As examples, they pointed to a pair of Birmingham banks. Amsouth Bancorp and SouthTrust Corp. are expected to boost their dividends by yearend. Using those anticipated increases and yesterday's stock prices, Amsouth would yield 4.6%, and SouthTrust 3.5%.
Similarly, they calculate yields based on eventual 1994 dividend rates at 3.9% for Barnett Banks Inc., Jacksonville, Fla., and 3.9% for Deposit Guaranty Corp., Jackson, Miss. The likely yield is 3.7% for Colonial BancGroup Inc., Montgomery, Ala., and 4% for First National Bancorp., Gainesville, Ga.
All compare favorably with the alternatives:
Bank certificates of deposit yield 2.5% to 3.5% with some protection against inflation, but no growth factor. Corporate bonds, offering 6% to 7%, also have no growth factor and are at risk of being called.

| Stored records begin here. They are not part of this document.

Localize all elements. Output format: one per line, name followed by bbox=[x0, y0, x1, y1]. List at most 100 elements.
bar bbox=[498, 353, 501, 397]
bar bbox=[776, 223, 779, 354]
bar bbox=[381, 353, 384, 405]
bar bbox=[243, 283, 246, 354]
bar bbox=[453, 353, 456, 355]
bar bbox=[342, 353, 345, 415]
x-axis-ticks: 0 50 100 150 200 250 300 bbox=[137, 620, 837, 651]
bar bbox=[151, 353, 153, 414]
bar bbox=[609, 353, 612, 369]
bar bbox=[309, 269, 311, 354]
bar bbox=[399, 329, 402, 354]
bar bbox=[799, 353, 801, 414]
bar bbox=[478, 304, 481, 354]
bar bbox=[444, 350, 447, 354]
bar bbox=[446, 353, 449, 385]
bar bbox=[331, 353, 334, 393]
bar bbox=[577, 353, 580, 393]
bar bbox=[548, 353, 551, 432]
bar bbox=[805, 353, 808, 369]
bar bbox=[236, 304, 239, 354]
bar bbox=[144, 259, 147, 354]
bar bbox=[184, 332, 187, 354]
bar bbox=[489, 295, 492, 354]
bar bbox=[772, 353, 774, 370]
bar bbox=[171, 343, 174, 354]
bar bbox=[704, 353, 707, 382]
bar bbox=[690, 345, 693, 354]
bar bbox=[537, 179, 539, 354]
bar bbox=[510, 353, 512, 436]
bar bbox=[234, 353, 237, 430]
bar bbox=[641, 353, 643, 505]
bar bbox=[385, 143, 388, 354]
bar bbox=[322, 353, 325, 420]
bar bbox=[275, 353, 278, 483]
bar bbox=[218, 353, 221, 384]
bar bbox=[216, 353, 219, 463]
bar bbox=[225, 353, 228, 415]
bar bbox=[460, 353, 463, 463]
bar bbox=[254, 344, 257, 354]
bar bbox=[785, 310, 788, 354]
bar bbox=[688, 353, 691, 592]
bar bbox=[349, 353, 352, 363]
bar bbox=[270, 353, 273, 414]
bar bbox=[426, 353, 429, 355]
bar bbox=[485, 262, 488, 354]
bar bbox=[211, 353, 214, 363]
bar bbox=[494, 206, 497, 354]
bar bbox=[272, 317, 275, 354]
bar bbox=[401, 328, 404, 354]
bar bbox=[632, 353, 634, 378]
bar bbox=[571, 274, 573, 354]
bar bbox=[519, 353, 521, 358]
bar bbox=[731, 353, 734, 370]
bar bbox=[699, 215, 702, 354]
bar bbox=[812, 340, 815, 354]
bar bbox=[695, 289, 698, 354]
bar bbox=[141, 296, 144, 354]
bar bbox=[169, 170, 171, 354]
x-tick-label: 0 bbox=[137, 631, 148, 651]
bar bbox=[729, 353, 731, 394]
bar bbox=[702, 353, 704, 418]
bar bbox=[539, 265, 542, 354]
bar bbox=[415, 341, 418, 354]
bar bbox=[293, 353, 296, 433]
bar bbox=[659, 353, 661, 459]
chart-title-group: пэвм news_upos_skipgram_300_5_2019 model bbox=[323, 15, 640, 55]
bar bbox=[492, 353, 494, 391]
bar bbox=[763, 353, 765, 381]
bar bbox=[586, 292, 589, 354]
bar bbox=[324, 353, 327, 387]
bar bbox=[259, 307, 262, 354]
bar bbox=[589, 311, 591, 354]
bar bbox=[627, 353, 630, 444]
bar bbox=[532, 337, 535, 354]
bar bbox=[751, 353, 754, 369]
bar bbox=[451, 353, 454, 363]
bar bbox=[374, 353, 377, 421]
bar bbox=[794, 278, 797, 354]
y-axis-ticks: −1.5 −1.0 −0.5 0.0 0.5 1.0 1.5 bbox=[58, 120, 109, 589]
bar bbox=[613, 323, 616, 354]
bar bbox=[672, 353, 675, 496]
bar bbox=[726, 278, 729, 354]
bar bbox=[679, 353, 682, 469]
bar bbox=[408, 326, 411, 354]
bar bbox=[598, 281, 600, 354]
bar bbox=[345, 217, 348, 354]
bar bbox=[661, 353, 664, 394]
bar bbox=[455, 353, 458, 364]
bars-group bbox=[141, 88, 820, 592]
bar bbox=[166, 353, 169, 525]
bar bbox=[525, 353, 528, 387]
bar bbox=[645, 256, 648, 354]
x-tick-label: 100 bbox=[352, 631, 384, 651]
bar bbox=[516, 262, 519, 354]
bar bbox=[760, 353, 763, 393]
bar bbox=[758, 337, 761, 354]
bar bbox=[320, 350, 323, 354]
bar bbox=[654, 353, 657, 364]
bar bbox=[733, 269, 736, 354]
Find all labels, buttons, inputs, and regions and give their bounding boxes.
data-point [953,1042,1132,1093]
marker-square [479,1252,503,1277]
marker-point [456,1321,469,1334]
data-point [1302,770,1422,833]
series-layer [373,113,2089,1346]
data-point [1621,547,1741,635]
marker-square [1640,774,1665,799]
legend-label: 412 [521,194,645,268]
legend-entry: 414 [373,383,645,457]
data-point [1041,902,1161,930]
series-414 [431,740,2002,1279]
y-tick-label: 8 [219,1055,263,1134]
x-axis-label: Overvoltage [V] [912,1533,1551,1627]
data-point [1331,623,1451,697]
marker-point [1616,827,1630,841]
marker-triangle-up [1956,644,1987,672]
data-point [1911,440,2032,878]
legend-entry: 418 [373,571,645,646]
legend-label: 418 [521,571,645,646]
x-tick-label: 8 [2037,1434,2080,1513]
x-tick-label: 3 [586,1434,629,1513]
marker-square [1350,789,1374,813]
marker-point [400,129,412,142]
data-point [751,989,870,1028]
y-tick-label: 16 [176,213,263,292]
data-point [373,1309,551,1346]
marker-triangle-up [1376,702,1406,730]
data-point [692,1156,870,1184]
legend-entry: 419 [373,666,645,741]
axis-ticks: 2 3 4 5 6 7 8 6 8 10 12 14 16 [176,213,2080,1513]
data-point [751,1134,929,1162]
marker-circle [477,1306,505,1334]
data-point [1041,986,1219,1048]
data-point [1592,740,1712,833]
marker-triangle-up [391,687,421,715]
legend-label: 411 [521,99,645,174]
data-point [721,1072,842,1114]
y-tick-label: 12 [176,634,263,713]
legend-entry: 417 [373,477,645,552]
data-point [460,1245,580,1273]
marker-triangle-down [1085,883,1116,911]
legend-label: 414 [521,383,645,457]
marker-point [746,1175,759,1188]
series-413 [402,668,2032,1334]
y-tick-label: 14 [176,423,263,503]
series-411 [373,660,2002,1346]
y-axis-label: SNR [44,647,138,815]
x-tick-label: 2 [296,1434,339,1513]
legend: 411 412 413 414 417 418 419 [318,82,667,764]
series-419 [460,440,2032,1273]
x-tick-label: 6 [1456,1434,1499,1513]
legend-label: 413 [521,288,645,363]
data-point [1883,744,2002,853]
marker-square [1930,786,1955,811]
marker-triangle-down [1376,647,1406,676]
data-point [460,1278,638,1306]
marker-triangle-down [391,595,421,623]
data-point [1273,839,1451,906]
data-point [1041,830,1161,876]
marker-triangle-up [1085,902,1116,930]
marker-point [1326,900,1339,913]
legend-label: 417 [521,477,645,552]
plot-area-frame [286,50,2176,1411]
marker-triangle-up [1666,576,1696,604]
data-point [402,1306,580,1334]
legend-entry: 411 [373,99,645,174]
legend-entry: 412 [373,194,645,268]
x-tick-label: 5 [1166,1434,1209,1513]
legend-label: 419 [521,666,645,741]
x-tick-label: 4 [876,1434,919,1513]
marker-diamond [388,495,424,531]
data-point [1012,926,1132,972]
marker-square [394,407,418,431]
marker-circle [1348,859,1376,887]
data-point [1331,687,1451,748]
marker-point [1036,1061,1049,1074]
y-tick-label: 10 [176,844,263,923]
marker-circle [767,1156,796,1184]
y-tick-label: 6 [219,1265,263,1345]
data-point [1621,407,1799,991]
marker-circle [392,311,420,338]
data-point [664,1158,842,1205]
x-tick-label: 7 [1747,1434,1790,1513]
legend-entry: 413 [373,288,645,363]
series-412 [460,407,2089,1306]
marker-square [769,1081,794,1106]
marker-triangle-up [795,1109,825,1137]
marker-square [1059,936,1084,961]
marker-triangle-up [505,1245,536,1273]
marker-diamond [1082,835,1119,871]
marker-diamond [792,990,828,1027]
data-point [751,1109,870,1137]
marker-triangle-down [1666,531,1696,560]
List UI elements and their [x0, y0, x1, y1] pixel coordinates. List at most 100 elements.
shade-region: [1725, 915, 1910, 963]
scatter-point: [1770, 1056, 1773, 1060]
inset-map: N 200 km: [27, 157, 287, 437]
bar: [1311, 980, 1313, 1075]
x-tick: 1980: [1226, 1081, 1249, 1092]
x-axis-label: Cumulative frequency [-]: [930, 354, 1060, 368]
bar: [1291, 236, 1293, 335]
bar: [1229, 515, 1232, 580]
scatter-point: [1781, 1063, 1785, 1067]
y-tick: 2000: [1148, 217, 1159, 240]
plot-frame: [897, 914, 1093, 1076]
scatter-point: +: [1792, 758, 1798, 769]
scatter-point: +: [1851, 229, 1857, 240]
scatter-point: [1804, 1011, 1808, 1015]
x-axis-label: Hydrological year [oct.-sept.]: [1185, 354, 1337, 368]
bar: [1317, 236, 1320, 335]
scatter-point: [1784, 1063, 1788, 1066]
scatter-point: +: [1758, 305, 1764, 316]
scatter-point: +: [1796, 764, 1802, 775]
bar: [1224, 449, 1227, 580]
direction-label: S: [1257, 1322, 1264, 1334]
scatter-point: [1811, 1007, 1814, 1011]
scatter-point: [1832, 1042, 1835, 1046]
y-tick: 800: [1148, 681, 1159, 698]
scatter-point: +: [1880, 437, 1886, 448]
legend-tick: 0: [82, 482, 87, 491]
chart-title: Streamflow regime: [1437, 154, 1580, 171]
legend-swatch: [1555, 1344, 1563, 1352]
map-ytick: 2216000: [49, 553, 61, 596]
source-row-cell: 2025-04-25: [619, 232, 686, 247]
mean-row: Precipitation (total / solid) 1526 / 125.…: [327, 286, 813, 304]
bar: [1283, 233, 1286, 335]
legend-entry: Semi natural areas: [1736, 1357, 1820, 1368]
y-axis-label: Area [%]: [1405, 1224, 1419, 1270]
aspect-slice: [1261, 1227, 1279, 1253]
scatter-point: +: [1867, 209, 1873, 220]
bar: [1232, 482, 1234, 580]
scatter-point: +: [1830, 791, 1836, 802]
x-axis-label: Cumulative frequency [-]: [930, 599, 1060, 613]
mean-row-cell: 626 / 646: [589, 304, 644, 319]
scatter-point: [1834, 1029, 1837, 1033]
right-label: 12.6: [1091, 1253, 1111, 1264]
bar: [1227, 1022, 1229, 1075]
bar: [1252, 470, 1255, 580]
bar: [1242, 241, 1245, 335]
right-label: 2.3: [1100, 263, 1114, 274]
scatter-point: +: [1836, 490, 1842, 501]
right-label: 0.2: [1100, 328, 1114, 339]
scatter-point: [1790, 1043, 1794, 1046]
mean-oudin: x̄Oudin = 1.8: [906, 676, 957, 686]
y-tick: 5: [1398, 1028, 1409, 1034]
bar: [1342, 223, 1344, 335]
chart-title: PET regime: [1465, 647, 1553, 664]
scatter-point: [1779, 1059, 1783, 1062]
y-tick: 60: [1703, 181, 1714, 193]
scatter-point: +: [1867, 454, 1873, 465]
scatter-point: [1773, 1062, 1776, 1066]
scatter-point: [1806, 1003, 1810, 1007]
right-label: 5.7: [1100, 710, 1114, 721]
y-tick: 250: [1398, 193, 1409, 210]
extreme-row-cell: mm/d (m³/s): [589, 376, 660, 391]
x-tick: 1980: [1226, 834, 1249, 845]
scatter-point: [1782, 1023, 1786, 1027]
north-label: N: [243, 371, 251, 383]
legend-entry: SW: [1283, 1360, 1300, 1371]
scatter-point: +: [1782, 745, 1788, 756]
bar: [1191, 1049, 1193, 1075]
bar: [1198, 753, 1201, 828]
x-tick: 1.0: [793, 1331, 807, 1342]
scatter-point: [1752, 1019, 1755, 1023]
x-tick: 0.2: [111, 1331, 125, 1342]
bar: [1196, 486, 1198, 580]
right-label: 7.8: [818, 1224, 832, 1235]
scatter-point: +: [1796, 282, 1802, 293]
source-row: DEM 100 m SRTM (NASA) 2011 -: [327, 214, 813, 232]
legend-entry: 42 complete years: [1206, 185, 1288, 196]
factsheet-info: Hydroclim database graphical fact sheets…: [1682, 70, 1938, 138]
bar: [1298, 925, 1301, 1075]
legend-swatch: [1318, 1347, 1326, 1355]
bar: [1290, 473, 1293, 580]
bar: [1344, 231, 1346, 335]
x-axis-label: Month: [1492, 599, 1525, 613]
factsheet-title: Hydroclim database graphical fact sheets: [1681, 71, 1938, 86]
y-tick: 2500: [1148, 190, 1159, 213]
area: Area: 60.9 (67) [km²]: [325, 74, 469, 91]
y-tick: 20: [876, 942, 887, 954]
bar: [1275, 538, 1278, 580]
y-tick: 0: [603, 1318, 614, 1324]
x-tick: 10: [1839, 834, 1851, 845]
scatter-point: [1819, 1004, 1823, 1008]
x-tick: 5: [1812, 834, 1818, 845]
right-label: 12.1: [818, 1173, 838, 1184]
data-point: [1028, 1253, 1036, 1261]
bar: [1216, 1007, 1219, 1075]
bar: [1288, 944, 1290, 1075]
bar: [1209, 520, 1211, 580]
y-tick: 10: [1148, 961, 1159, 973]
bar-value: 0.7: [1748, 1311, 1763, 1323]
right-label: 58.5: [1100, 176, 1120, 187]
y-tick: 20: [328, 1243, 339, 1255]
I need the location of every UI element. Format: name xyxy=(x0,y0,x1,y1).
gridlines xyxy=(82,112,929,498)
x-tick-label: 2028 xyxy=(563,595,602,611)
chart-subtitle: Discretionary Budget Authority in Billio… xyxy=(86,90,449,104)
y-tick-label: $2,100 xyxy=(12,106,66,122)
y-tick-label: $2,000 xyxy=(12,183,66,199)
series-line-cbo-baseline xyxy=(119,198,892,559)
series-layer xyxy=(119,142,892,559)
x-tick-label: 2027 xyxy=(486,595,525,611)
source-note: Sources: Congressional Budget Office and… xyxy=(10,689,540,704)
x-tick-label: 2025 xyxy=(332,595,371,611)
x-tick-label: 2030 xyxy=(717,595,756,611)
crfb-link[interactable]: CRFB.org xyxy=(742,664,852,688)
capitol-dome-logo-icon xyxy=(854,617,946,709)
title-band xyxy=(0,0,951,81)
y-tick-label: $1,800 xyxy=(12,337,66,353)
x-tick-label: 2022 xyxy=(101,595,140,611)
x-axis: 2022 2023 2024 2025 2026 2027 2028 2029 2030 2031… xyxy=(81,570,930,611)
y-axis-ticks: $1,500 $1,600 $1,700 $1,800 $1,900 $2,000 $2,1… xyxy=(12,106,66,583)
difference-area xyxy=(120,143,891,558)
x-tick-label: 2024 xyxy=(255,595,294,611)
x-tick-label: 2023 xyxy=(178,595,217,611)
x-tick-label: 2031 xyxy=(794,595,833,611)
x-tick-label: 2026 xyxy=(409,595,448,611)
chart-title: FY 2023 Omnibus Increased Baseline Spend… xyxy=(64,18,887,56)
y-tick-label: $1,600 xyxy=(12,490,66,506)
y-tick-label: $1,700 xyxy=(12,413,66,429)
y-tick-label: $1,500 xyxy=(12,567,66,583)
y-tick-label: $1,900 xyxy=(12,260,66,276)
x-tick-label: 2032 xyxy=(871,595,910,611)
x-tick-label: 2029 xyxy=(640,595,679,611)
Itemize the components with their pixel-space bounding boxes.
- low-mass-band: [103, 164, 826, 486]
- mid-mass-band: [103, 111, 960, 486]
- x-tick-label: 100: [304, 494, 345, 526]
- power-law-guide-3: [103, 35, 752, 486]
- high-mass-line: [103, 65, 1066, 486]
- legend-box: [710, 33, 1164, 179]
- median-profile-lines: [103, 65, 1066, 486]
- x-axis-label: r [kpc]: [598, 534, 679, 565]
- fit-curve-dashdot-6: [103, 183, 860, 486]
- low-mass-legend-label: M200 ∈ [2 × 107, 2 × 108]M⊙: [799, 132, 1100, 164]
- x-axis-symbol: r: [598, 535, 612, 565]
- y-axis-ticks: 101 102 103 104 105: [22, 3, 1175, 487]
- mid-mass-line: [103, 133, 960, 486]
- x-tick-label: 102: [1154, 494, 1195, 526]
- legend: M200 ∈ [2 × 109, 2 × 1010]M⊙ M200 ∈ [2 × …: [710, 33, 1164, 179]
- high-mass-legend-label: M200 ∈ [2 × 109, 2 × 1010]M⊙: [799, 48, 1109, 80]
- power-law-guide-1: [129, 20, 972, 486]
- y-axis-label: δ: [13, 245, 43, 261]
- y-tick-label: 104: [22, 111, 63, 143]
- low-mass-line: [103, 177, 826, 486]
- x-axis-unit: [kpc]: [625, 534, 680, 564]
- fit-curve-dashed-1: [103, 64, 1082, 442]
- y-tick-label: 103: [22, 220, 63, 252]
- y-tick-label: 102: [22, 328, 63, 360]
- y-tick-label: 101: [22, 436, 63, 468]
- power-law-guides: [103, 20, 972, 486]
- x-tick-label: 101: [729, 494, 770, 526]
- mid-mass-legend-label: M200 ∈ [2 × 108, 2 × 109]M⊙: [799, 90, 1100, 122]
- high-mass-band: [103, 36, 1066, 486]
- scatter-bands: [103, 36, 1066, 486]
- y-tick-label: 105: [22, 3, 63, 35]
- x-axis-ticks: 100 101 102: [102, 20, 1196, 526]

Municipal bonds offer an equivalent yield of 6.5% to 7.5% but carry call risk and also lack growth potential. And the Standard & Poors 400 stock index has recently offered 2.4%.
The probability of future dividend increases offsets risks of stock price variability compared to bonds, they noted. And many small and midsize southeastern banks, they said, carry the likelihood for investors of being bought within three years.